If I were to characterize myself, I would have fallen in the “Transparent” category, with “High Functioning and introverted” tendencies. To qualify that statement further, I would have describe myself as self reliant and capable of meeting all my basic necessities, but deeply conflicted with misguided BPD emotional energy. Friends might have describe me as “hard working but sometimes shy”, when in reality the hard work was just a cover for my inner persona that is constantly at war with itself.
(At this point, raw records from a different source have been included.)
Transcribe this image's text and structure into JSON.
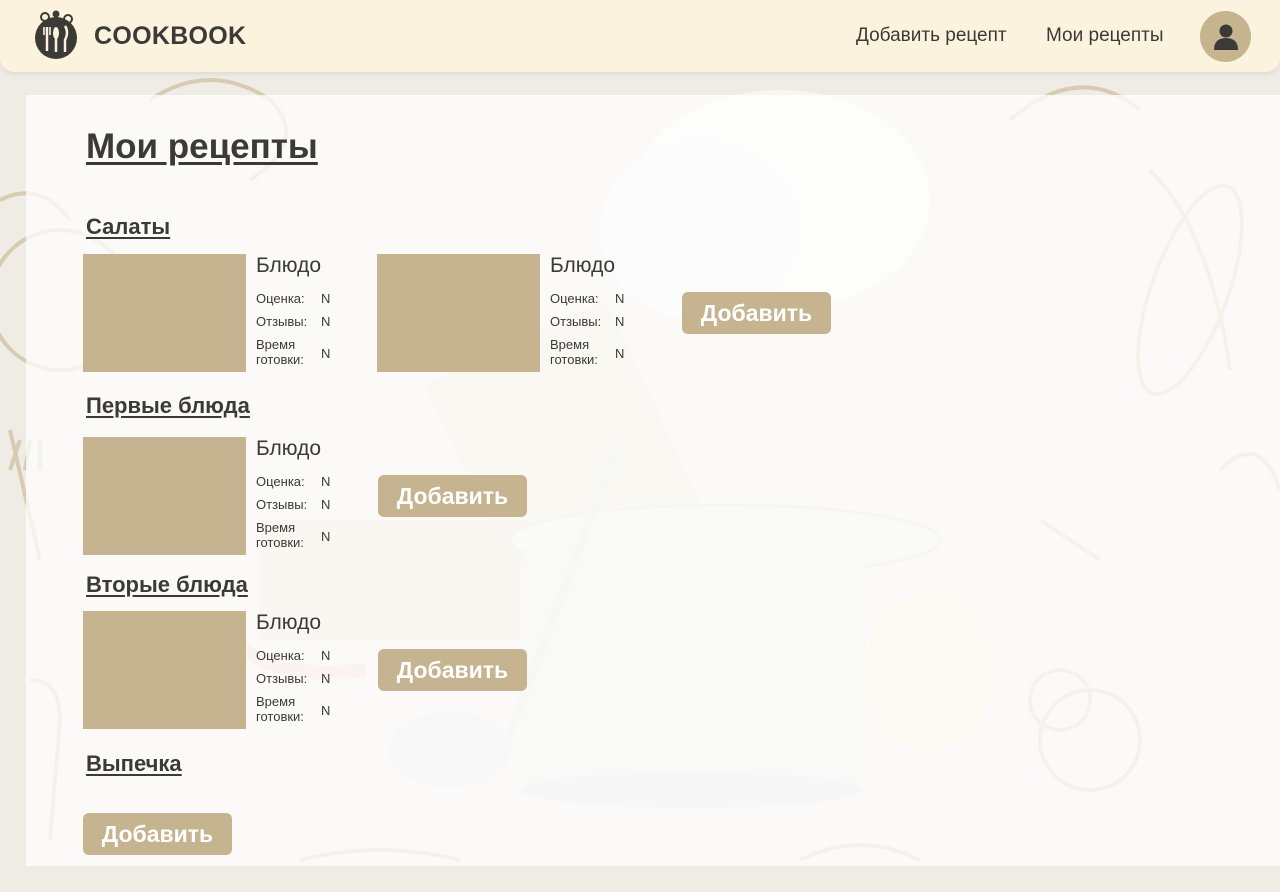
{
  "header": {
    "brand": "COOKBOOK",
    "logo_icon": "chef-utensils-logo",
    "nav": {
      "add_recipe": "Добавить рецепт",
      "my_recipes": "Мои рецепты"
    },
    "avatar_icon": "user-icon"
  },
  "page": {
    "title": "Мои рецепты"
  },
  "labels": {
    "dish": "Блюдо",
    "rating": "Оценка:",
    "reviews": "Отзывы:",
    "cook_time_line1": "Время",
    "cook_time_line2": "готовки:",
    "add_button": "Добавить"
  },
  "sections": [
    {
      "title": "Салаты",
      "recipes": [
        {
          "name": "Блюдо",
          "rating": "N",
          "reviews": "N",
          "cook_time": "N"
        },
        {
          "name": "Блюдо",
          "rating": "N",
          "reviews": "N",
          "cook_time": "N"
        }
      ],
      "add_label": "Добавить"
    },
    {
      "title": "Первые блюда",
      "recipes": [
        {
          "name": "Блюдо",
          "rating": "N",
          "reviews": "N",
          "cook_time": "N"
        }
      ],
      "add_label": "Добавить"
    },
    {
      "title": "Вторые блюда",
      "recipes": [
        {
          "name": "Блюдо",
          "rating": "N",
          "reviews": "N",
          "cook_time": "N"
        }
      ],
      "add_label": "Добавить"
    },
    {
      "title": "Выпечка",
      "recipes": [],
      "add_label": "Добавить"
    }
  ],
  "colors": {
    "header_bg": "#fbf3de",
    "accent": "#c5b48f",
    "text": "#3b3a36",
    "button_text": "#ffffff"
  }
}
Co-workers had no idea I struggled with this disorder.

All things considered, I really don’t think any one type of BPD is better than another. The bottom line is that each type of person is troubled by BPD, and this wreaks havoc on their lives based on the “rest” of the personality traits that comprise them. No matter what category you fall into, I would suggest educating yourself, getting treatment, and taking medication if necessary. Life is hard enough without having the BPD demon inside you.